Introduction: Crashes involving commercial airliners stress emergency medical services (EMS) and rescue operations to performance far in excess of everyday activities, and special adaptations of everyday responses need to be implemented. Fortunately, these events are infrequent and usually do not occur more than once in any location. The responses that occur must be highly coordinated and efficient. Little is known about the responses to such events. This study examines the EMS and rescue responses associated with eight recent crashes involving commercial airliners in the United States.

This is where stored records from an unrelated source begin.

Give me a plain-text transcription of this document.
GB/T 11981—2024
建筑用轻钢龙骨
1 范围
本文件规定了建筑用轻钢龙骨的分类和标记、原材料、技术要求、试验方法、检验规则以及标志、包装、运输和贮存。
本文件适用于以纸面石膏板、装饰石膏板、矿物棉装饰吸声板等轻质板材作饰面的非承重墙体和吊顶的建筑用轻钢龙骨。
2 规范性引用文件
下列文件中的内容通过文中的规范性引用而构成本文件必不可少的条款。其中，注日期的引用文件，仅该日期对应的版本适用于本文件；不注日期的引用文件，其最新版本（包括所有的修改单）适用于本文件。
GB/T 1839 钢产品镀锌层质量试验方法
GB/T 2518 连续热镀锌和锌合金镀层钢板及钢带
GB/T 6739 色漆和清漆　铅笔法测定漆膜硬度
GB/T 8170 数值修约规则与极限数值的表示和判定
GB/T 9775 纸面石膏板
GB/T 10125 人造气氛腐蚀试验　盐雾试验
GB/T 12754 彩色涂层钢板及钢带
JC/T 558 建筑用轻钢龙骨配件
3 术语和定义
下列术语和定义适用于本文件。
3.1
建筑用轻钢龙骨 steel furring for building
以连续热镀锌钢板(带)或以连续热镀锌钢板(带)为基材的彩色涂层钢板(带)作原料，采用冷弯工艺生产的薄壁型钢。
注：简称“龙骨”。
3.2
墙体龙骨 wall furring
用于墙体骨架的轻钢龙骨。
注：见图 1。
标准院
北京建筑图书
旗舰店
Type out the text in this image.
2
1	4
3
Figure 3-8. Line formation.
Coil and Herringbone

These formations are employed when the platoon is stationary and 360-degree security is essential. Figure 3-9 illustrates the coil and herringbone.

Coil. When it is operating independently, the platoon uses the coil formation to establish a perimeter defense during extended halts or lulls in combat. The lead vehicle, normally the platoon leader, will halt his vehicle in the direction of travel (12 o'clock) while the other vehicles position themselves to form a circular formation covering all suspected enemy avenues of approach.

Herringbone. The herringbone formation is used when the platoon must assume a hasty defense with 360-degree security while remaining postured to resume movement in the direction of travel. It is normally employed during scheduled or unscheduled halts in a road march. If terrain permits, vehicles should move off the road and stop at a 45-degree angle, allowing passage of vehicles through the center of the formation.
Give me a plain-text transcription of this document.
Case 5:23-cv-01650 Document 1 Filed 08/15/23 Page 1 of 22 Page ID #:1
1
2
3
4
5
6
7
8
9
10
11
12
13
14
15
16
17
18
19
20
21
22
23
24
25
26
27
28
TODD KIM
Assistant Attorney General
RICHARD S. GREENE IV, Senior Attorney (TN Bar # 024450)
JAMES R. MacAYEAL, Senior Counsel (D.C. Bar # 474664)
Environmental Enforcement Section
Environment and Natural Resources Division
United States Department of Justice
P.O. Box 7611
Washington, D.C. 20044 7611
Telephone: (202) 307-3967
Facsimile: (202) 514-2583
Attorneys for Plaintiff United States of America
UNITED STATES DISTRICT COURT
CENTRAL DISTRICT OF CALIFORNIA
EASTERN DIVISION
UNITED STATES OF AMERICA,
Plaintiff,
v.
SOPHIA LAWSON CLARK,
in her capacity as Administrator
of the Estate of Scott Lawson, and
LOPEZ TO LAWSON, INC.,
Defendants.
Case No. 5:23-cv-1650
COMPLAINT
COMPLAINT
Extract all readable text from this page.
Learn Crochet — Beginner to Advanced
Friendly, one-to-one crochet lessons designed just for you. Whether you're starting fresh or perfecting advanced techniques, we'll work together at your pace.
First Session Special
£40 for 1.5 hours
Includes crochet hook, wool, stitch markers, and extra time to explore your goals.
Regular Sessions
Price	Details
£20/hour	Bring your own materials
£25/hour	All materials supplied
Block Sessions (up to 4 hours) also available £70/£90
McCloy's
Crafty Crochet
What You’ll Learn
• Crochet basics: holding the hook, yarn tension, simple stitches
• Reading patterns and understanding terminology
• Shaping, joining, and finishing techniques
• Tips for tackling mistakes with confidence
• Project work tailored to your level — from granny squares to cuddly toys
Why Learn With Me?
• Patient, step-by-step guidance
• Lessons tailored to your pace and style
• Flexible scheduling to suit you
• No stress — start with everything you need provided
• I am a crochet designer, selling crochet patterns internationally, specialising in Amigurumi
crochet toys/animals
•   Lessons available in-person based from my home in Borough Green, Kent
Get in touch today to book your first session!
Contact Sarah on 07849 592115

Objective: To identify common factors for which alterations in responses may enhance the survival and decrease the morbidity to victims involved in commercial aviation crashes.
Study population: Eight commercial airliner crashes in the United States from 1987 through 1991.
Methods: Case review using: 1) press and media accounts; 2) U.S. National Transportation and Safety Board testimony and reports; and 3) structured interviews with airport, fire, EMS, and hospital personnel. Data were collated and common factors identified for the cases. Findings are classified into: 1) conditions at the crash sites; 2) initial responses; 3) scene management; 4) scene status; 5) patient transport; 6) hospital responses; and 7) preplanning exercises.
Results: Common factors that impaired responses for which some remediation is possible include: 1) new methods for training including computerized simulations; 2) improvements in rescue-extrication equipment and supplies; 3) stored caches of EMS equipment and supplies at airports; 4) ambulance transport capabilities; and 5) augmentation of patient transport capabilities.
Conclusions: Many lessons can be learned through structured studies of commercial aircraft crashes. These findings suggest that simple and relatively inexpensive modifications may enhance all levels of emergency responses to such events.